Her insan eşsiz ve tekdir. Bunun anlamı her insan duygu ve düşünceleri açısından özgürdür. Konuya bu açıdan baktığımızda her insan özgünlüğünü korumak zorundadır. Bunun diğer anlamı kişinin duygu ve düşüncelerini yaşamak zorundadır. Bunlardan özellikle sevgi boyutu ele alındığında daha da önem kazanmaktadır. Sevgi boyutu ele alındığında daha da önem kazanmaktadır. Sevgi arkadaş, kardeş, anne ve baba Tanrı vb .sevgisi olabilir. Bu duygunun içeriği ve biçimi kişiden kişiye değişebilir; veya her kişi farklı alanlara ilgi gösterip sevgi bağı ile bağlanabilir. Örneğin, bir ideoloji, dava vb. olabilir. Aslında bunlar insanı dinamik tutan etkenlerden biridir. Çünkü bunlar insan yaşam sevinci katıyor.
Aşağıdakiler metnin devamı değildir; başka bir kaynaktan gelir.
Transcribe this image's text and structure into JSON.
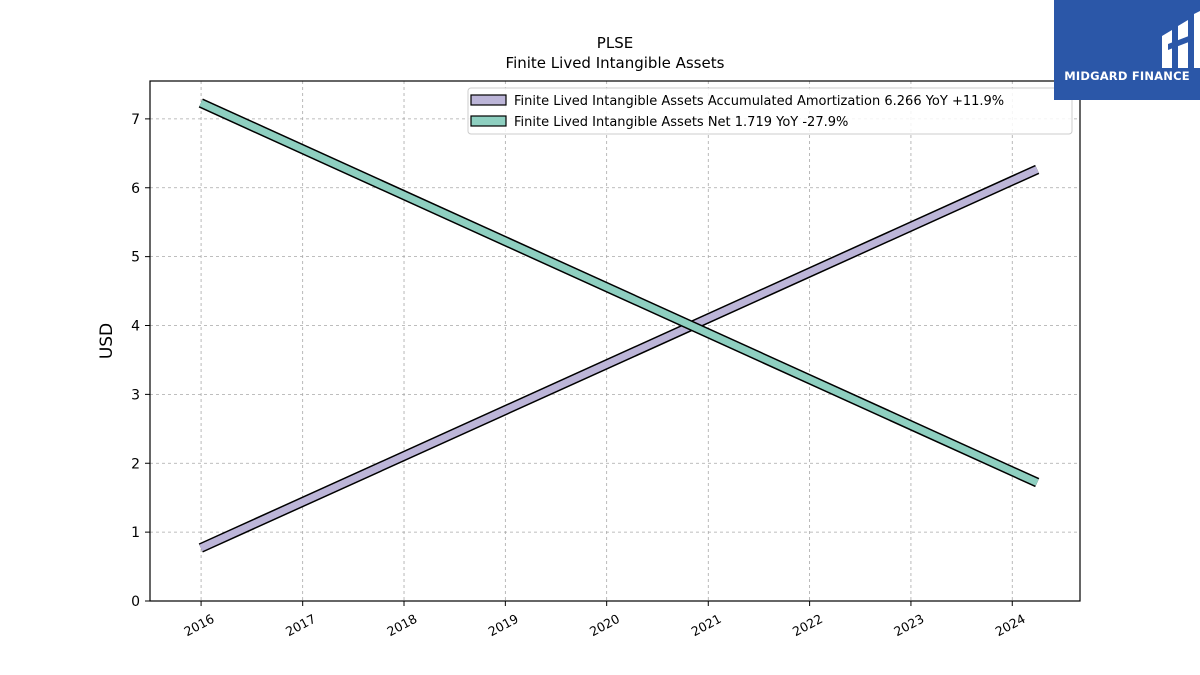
{
  "brand": {
    "name": "MIDGARD FINANCE",
    "bg_color": "#2b57a8"
  },
  "chart_data": {
    "type": "line",
    "title": "PLSE",
    "subtitle": "Finite Lived Intangible Assets",
    "ylabel": "USD",
    "xlabel": "",
    "x_ticks": [
      "2016",
      "2017",
      "2018",
      "2019",
      "2020",
      "2021",
      "2022",
      "2023",
      "2024"
    ],
    "y_ticks": [
      0,
      1,
      2,
      3,
      4,
      5,
      6,
      7
    ],
    "xlim": [
      "2015-07-01",
      "2024-09-01"
    ],
    "ylim": [
      0,
      7.55
    ],
    "grid": true,
    "legend_position": "top-right",
    "series": [
      {
        "name": "Finite Lived Intangible Assets Accumulated Amortization",
        "legend": "Finite Lived Intangible Assets Accumulated Amortization  6.266 YoY +11.9%",
        "color": "#bcb5d8",
        "points": [
          [
            "2015-12-31",
            0.77
          ],
          [
            "2024-03-31",
            6.266
          ]
        ]
      },
      {
        "name": "Finite Lived Intangible Assets Net",
        "legend": "Finite Lived Intangible Assets Net  1.719 YoY -27.9%",
        "color": "#8ecfc0",
        "points": [
          [
            "2015-12-31",
            7.23
          ],
          [
            "2024-03-31",
            1.719
          ]
        ]
      }
    ]
  }
}
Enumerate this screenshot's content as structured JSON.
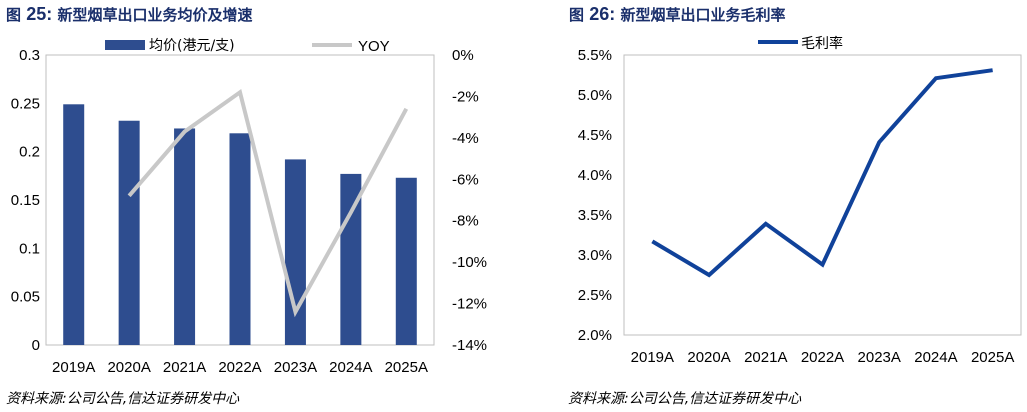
{
  "colors": {
    "bar": "#2e4d8f",
    "yoy_line": "#c8c8c8",
    "margin_line": "#10429a",
    "title": "#1a2f6b"
  },
  "left": {
    "title_prefix": "图",
    "title_number": "25:",
    "title_text": "新型烟草出口业务均价及增速",
    "source": "资料来源:公司公告,信达证券研发中心"
  },
  "right": {
    "title_prefix": "图",
    "title_number": "26:",
    "title_text": "新型烟草出口业务毛利率",
    "source": "资料来源:公司公告,信达证券研发中心"
  },
  "chart_data": [
    {
      "type": "bar+line",
      "title": "新型烟草出口业务均价及增速",
      "categories": [
        "2019A",
        "2020A",
        "2021A",
        "2022A",
        "2023A",
        "2024A",
        "2025A"
      ],
      "series": [
        {
          "name": "均价(港元/支)",
          "type": "bar",
          "axis": "left",
          "values": [
            0.249,
            0.232,
            0.224,
            0.219,
            0.192,
            0.177,
            0.173
          ]
        },
        {
          "name": "YOY",
          "type": "line",
          "axis": "right",
          "values": [
            null,
            -6.8,
            -3.7,
            -1.8,
            -12.4,
            -7.6,
            -2.6
          ]
        }
      ],
      "left_axis": {
        "min": 0,
        "max": 0.3,
        "ticks": [
          "0",
          "0.05",
          "0.1",
          "0.15",
          "0.2",
          "0.25",
          "0.3"
        ]
      },
      "right_axis": {
        "min": -14,
        "max": 0,
        "ticks": [
          "0%",
          "-2%",
          "-4%",
          "-6%",
          "-8%",
          "-10%",
          "-12%",
          "-14%"
        ]
      },
      "legend_position": "top"
    },
    {
      "type": "line",
      "title": "新型烟草出口业务毛利率",
      "categories": [
        "2019A",
        "2020A",
        "2021A",
        "2022A",
        "2023A",
        "2024A",
        "2025A"
      ],
      "series": [
        {
          "name": "毛利率",
          "values": [
            3.17,
            2.75,
            3.39,
            2.88,
            4.41,
            5.21,
            5.31
          ]
        }
      ],
      "y_axis": {
        "min": 2.0,
        "max": 5.5,
        "ticks": [
          "2.0%",
          "2.5%",
          "3.0%",
          "3.5%",
          "4.0%",
          "4.5%",
          "5.0%",
          "5.5%"
        ]
      },
      "legend_position": "top"
    }
  ]
}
Diğer tarafta, her insanın düşüncesi kendine özgüdür Bu nedenle, her birey düşüncesini yaşamak zorundadır. Çünkü, böylece var olabilir. Şimdi kendi düşüncesini yaşamayan bir bireyi düşünün. Bu kişinin bağımlı kişilik geliştirmeceği muhtemeldir. Oysa, ideal olan kişinin düşüncesiyle var olmasıdır. Çünkü, düşünce kişiye bir paradigma sağlamaktadır. Başka bir ifadeyle, insanlar dünyayı anlamak ve anlam verebilmek için düşüncelere, fikirlere gereksinmeleri vardır. Bu nedenle, her birey diğerinin paradigmasını oluşturan fikirlere saygı duymak zorundadır. Çünkü her düşüncenin oluşumunda ortak sosyalleşme ortamları olabilir. Olası çatışmalar baş gösterdiğinde demokratik yollardan uzlaşma yolları aranmalıdır.
Konu kişinin tekliğinden açılmışken her bireyi güdüleyen etkenlerin farklı olduğunu söyleyebiliriz.Bir kişinin gereksinmesi farklıyken diğerinin daha farklı olabilir. Çünkü, insan doğası kişiden kişiye farklılık gösterebilmektedir. İnsan doğasının farklılığı demek aynı zamanda farklı şekillerde güdülenmeleri demektir.
Sonuç olarak her insan kendine özgüdür. Her insanın temel gereksinmeleri farklı olacağından yaşamla uyum sağlamak için özgürleşme çabaları da bu açıdan bakmak gerekmektedir.